Multiple players need a mote each. Important to stand still, despite the sluggishness of your character’s running.
Easily the most knackering, but that’s mostly (perhaps realistically) because most of your blows seem to go wasted. Haven’t quite got the hang of dodging, and the sparring training ended with a punch I found impossible to throw, no matter where I aimed. Probably only included because it needs the chuk, it’s a rather poor game. A shame, as I thought it had a lot of promise, but any dreams of pummelling your opponent with a windmill flurry of blows are quickly shattered – this particular game doesn’t reward quick, repeated movements, only “well-timed” ones.

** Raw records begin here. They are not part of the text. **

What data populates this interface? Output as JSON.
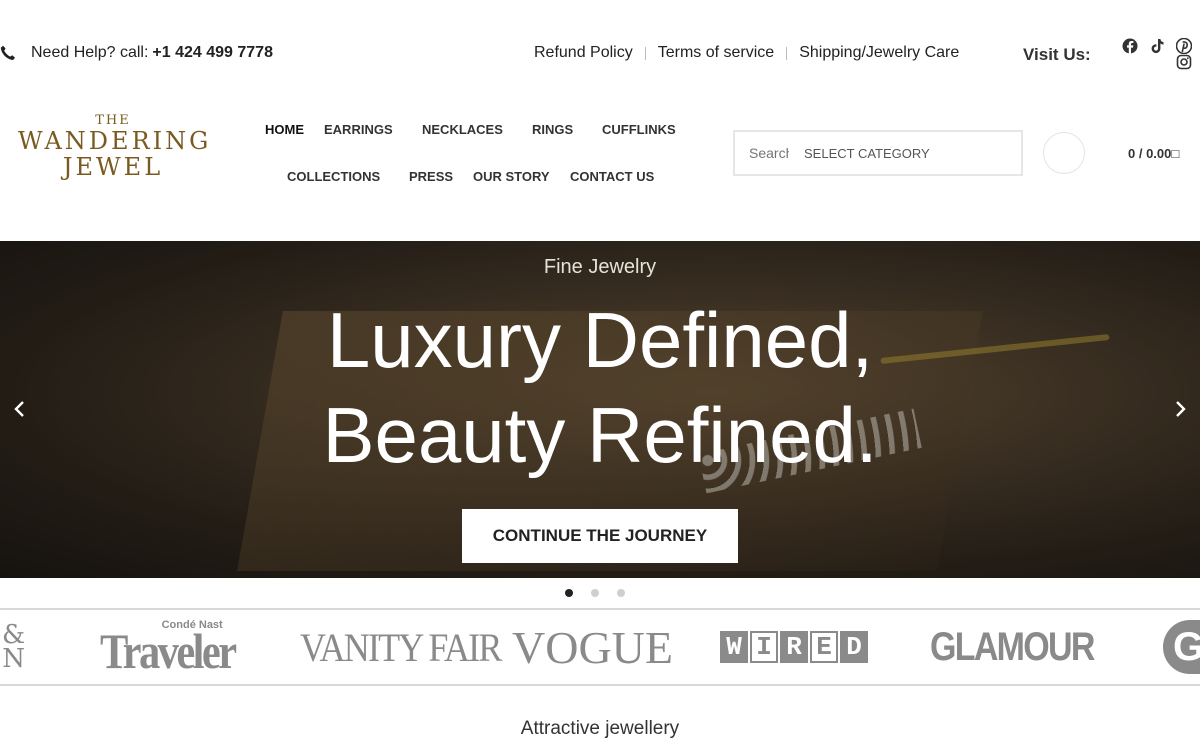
{
  "topbar": {
    "help_text": "Need Help? call:",
    "phone": "+1 424 499 7778",
    "links": [
      "Refund Policy",
      "Terms of service",
      "Shipping/Jewelry Care"
    ],
    "visit_label": "Visit Us:"
  },
  "brand": {
    "line1": "THE",
    "line2": "WANDERING",
    "line3": "JEWEL",
    "color": "#7a5a20"
  },
  "nav": {
    "row1": [
      "HOME",
      "EARRINGS",
      "NECKLACES",
      "RINGS",
      "CUFFLINKS"
    ],
    "row2": [
      "COLLECTIONS",
      "PRESS",
      "OUR STORY",
      "CONTACT US"
    ]
  },
  "search": {
    "placeholder": "Search for products",
    "category": "SELECT CATEGORY"
  },
  "cart": {
    "label": "0 / 0.00"
  },
  "hero": {
    "eyebrow": "Fine Jewelry",
    "line1": "Luxury Defined,",
    "line2": "Beauty Refined.",
    "cta": "CONTINUE THE JOURNEY",
    "slides": 3,
    "active_slide": 1
  },
  "press": {
    "and_top": "&",
    "and_bottom": "N",
    "traveler_small": "Condé Nast",
    "traveler": "Traveler",
    "vanity_fair": "VANITY FAIR",
    "vogue": "VOGUE",
    "wired": [
      "W",
      "I",
      "R",
      "E",
      "D"
    ],
    "glamour": "GLAMOUR",
    "g": "G"
  },
  "section": {
    "title": "Attractive jewellery"
  },
  "icons": {
    "phone": "phone-icon",
    "facebook": "facebook-icon",
    "tiktok": "tiktok-icon",
    "pinterest": "pinterest-icon",
    "instagram": "instagram-icon",
    "search": "search-icon",
    "cart": "cart-icon",
    "prev": "chevron-left-icon",
    "next": "chevron-right-icon"
  }
}
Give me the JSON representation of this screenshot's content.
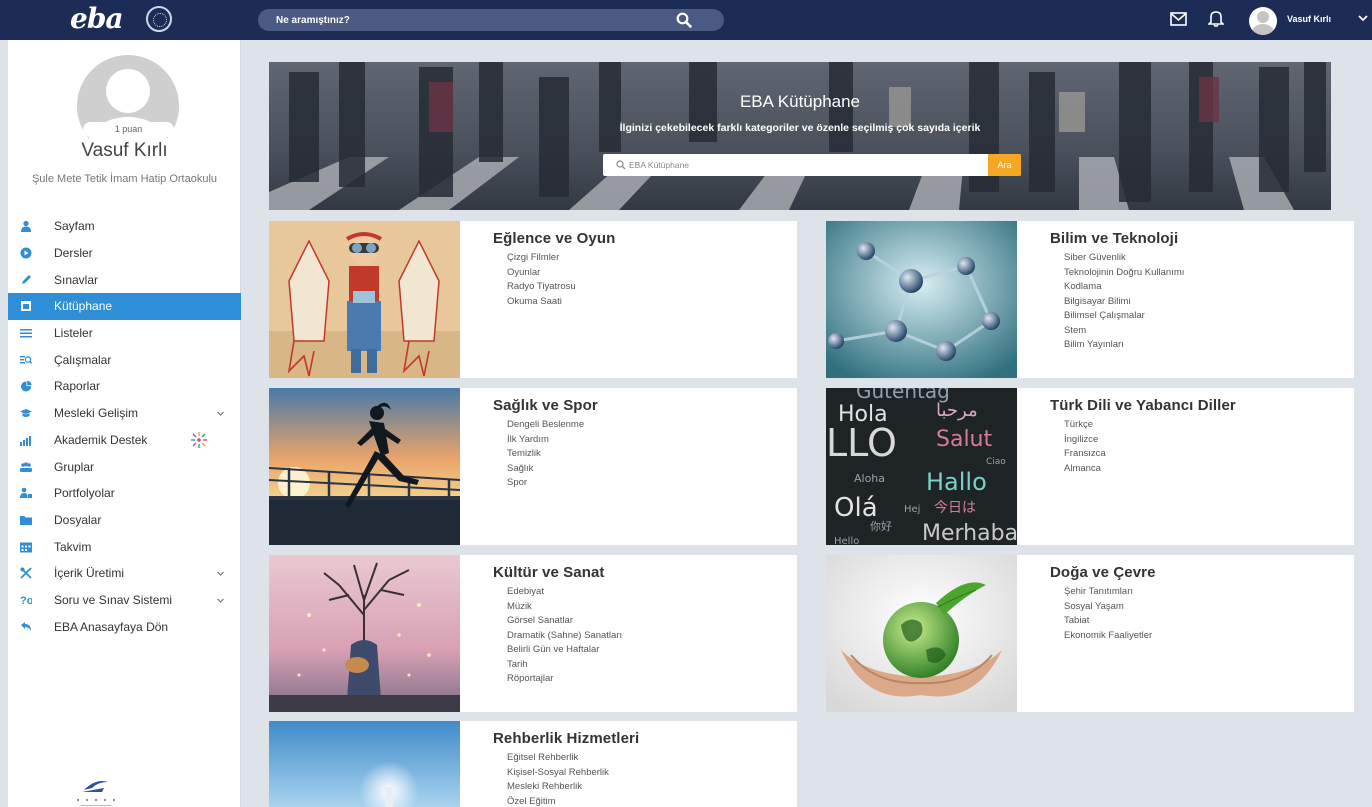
{
  "header": {
    "logo_text": "eba",
    "search_placeholder": "Ne aramıştınız?",
    "username": "Vasuf Kırlı"
  },
  "profile": {
    "points": "1 puan",
    "name": "Vasuf Kırlı",
    "school": "Şule Mete Tetik İmam Hatip Ortaokulu"
  },
  "menu": [
    {
      "label": "Sayfam",
      "icon": "user-icon"
    },
    {
      "label": "Dersler",
      "icon": "play-icon"
    },
    {
      "label": "Sınavlar",
      "icon": "pencil-icon"
    },
    {
      "label": "Kütüphane",
      "icon": "library-icon",
      "active": true
    },
    {
      "label": "Listeler",
      "icon": "list-icon"
    },
    {
      "label": "Çalışmalar",
      "icon": "search-list-icon"
    },
    {
      "label": "Raporlar",
      "icon": "pie-chart-icon"
    },
    {
      "label": "Mesleki Gelişim",
      "icon": "graduation-cap-icon",
      "expandable": true
    },
    {
      "label": "Akademik Destek",
      "icon": "bar-chart-icon",
      "badge": "sparkle"
    },
    {
      "label": "Gruplar",
      "icon": "group-icon"
    },
    {
      "label": "Portfolyolar",
      "icon": "portfolio-icon"
    },
    {
      "label": "Dosyalar",
      "icon": "folder-icon"
    },
    {
      "label": "Takvim",
      "icon": "calendar-icon"
    },
    {
      "label": "İçerik Üretimi",
      "icon": "tools-icon",
      "expandable": true
    },
    {
      "label": "Soru ve Sınav Sistemi",
      "icon": "question-icon",
      "expandable": true
    },
    {
      "label": "EBA Anasayfaya Dön",
      "icon": "back-arrow-icon"
    }
  ],
  "banner": {
    "title": "EBA Kütüphane",
    "subtitle": "İlginizi çekebilecek farklı kategoriler ve özenle seçilmiş çok sayıda içerik",
    "search_placeholder": "EBA Kütüphane",
    "search_button": "Ara"
  },
  "categories": [
    {
      "title": "Eğlence ve Oyun",
      "items": [
        "Çizgi Filmler",
        "Oyunlar",
        "Radyo Tiyatrosu",
        "Okuma Saati"
      ]
    },
    {
      "title": "Bilim ve Teknoloji",
      "items": [
        "Siber Güvenlik",
        "Teknolojinin Doğru Kullanımı",
        "Kodlama",
        "Bilgisayar Bilimi",
        "Bilimsel Çalışmalar",
        "Stem",
        "Bilim Yayınları"
      ]
    },
    {
      "title": "Sağlık ve Spor",
      "items": [
        "Dengeli Beslenme",
        "İlk Yardım",
        "Temizlik",
        "Sağlık",
        "Spor"
      ]
    },
    {
      "title": "Türk Dili ve Yabancı Diller",
      "items": [
        "Türkçe",
        "İngilizce",
        "Fransızca",
        "Almanca"
      ]
    },
    {
      "title": "Kültür ve Sanat",
      "items": [
        "Edebiyat",
        "Müzik",
        "Görsel Sanatlar",
        "Dramatik (Sahne) Sanatları",
        "Belirli Gün ve Haftalar",
        "Tarih",
        "Röportajlar"
      ]
    },
    {
      "title": "Doğa ve Çevre",
      "items": [
        "Şehir Tanıtımları",
        "Sosyal Yaşam",
        "Tabiat",
        "Ekonomik Faaliyetler"
      ]
    },
    {
      "title": "Rehberlik Hizmetleri",
      "items": [
        "Eğitsel Rehberlik",
        "Kişisel-Sosyal Rehberlik",
        "Mesleki Rehberlik",
        "Özel Eğitim"
      ]
    }
  ],
  "language_words": [
    "Gutentag",
    "Hola",
    "مرحبا",
    "LLO",
    "Salut",
    "Ciao",
    "Aloha",
    "Hallo",
    "Olá",
    "Hej",
    "今日は",
    "你好",
    "Merhaba",
    "Hello"
  ],
  "colors": {
    "topbar": "#1d2b57",
    "active_menu": "#2f8fd6",
    "search_button": "#f5a623",
    "page_bg": "#dde3e8"
  }
}
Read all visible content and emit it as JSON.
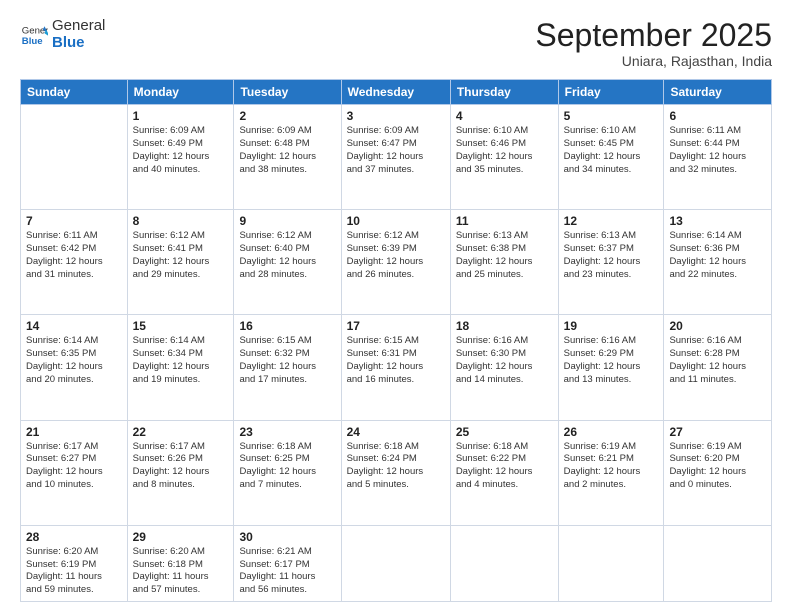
{
  "logo": {
    "general": "General",
    "blue": "Blue"
  },
  "title": "September 2025",
  "subtitle": "Uniara, Rajasthan, India",
  "days": [
    "Sunday",
    "Monday",
    "Tuesday",
    "Wednesday",
    "Thursday",
    "Friday",
    "Saturday"
  ],
  "weeks": [
    [
      {
        "date": "",
        "info": ""
      },
      {
        "date": "1",
        "info": "Sunrise: 6:09 AM\nSunset: 6:49 PM\nDaylight: 12 hours\nand 40 minutes."
      },
      {
        "date": "2",
        "info": "Sunrise: 6:09 AM\nSunset: 6:48 PM\nDaylight: 12 hours\nand 38 minutes."
      },
      {
        "date": "3",
        "info": "Sunrise: 6:09 AM\nSunset: 6:47 PM\nDaylight: 12 hours\nand 37 minutes."
      },
      {
        "date": "4",
        "info": "Sunrise: 6:10 AM\nSunset: 6:46 PM\nDaylight: 12 hours\nand 35 minutes."
      },
      {
        "date": "5",
        "info": "Sunrise: 6:10 AM\nSunset: 6:45 PM\nDaylight: 12 hours\nand 34 minutes."
      },
      {
        "date": "6",
        "info": "Sunrise: 6:11 AM\nSunset: 6:44 PM\nDaylight: 12 hours\nand 32 minutes."
      }
    ],
    [
      {
        "date": "7",
        "info": "Sunrise: 6:11 AM\nSunset: 6:42 PM\nDaylight: 12 hours\nand 31 minutes."
      },
      {
        "date": "8",
        "info": "Sunrise: 6:12 AM\nSunset: 6:41 PM\nDaylight: 12 hours\nand 29 minutes."
      },
      {
        "date": "9",
        "info": "Sunrise: 6:12 AM\nSunset: 6:40 PM\nDaylight: 12 hours\nand 28 minutes."
      },
      {
        "date": "10",
        "info": "Sunrise: 6:12 AM\nSunset: 6:39 PM\nDaylight: 12 hours\nand 26 minutes."
      },
      {
        "date": "11",
        "info": "Sunrise: 6:13 AM\nSunset: 6:38 PM\nDaylight: 12 hours\nand 25 minutes."
      },
      {
        "date": "12",
        "info": "Sunrise: 6:13 AM\nSunset: 6:37 PM\nDaylight: 12 hours\nand 23 minutes."
      },
      {
        "date": "13",
        "info": "Sunrise: 6:14 AM\nSunset: 6:36 PM\nDaylight: 12 hours\nand 22 minutes."
      }
    ],
    [
      {
        "date": "14",
        "info": "Sunrise: 6:14 AM\nSunset: 6:35 PM\nDaylight: 12 hours\nand 20 minutes."
      },
      {
        "date": "15",
        "info": "Sunrise: 6:14 AM\nSunset: 6:34 PM\nDaylight: 12 hours\nand 19 minutes."
      },
      {
        "date": "16",
        "info": "Sunrise: 6:15 AM\nSunset: 6:32 PM\nDaylight: 12 hours\nand 17 minutes."
      },
      {
        "date": "17",
        "info": "Sunrise: 6:15 AM\nSunset: 6:31 PM\nDaylight: 12 hours\nand 16 minutes."
      },
      {
        "date": "18",
        "info": "Sunrise: 6:16 AM\nSunset: 6:30 PM\nDaylight: 12 hours\nand 14 minutes."
      },
      {
        "date": "19",
        "info": "Sunrise: 6:16 AM\nSunset: 6:29 PM\nDaylight: 12 hours\nand 13 minutes."
      },
      {
        "date": "20",
        "info": "Sunrise: 6:16 AM\nSunset: 6:28 PM\nDaylight: 12 hours\nand 11 minutes."
      }
    ],
    [
      {
        "date": "21",
        "info": "Sunrise: 6:17 AM\nSunset: 6:27 PM\nDaylight: 12 hours\nand 10 minutes."
      },
      {
        "date": "22",
        "info": "Sunrise: 6:17 AM\nSunset: 6:26 PM\nDaylight: 12 hours\nand 8 minutes."
      },
      {
        "date": "23",
        "info": "Sunrise: 6:18 AM\nSunset: 6:25 PM\nDaylight: 12 hours\nand 7 minutes."
      },
      {
        "date": "24",
        "info": "Sunrise: 6:18 AM\nSunset: 6:24 PM\nDaylight: 12 hours\nand 5 minutes."
      },
      {
        "date": "25",
        "info": "Sunrise: 6:18 AM\nSunset: 6:22 PM\nDaylight: 12 hours\nand 4 minutes."
      },
      {
        "date": "26",
        "info": "Sunrise: 6:19 AM\nSunset: 6:21 PM\nDaylight: 12 hours\nand 2 minutes."
      },
      {
        "date": "27",
        "info": "Sunrise: 6:19 AM\nSunset: 6:20 PM\nDaylight: 12 hours\nand 0 minutes."
      }
    ],
    [
      {
        "date": "28",
        "info": "Sunrise: 6:20 AM\nSunset: 6:19 PM\nDaylight: 11 hours\nand 59 minutes."
      },
      {
        "date": "29",
        "info": "Sunrise: 6:20 AM\nSunset: 6:18 PM\nDaylight: 11 hours\nand 57 minutes."
      },
      {
        "date": "30",
        "info": "Sunrise: 6:21 AM\nSunset: 6:17 PM\nDaylight: 11 hours\nand 56 minutes."
      },
      {
        "date": "",
        "info": ""
      },
      {
        "date": "",
        "info": ""
      },
      {
        "date": "",
        "info": ""
      },
      {
        "date": "",
        "info": ""
      }
    ]
  ]
}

Multiple players need a mote AND chuk each, which isn’t currently worth the expenditure in my view – also, the facing player has a horrible perspective to play from.
Sights and Sounds
Graphics aren’t what this system’s about, and certainly aren’t the focus of this game – they’re…okay. It’s quite hard to see the flags in Golf, otherwise not noticeably good or bad – your extra Mii’s make appearances in your Baseball squad, which is kind of cute. The little sounds from the mote really add to the feeling of personal involvement.
Stuff that sucks
You’re never quite sure if you’re doing stuff…correctly. Some actions seem a bit random, as things like slow putts in Golf just don’t seem to register. The system does have it’s limitations in the motion it can detect, and it can frustrate if your on-screen persona isn’t doing exactly what you are. It’s more a question of training yourself to move as the game expects, rather than getting too carried away with the perceived realism. I’ve actually played all these sports in real life, and it’s hard to shake some habits, particularly leg and head movements, which of course aren’t registered by the game.
A very entertaining get-everyone-playing introduction to the system, well worth the price of admission, disappointing in some areas, but leaving hunger for more in others. While the system shows massive potential, this game on it’s own, while hugely enjoyable, isn’t the best this system is capable of.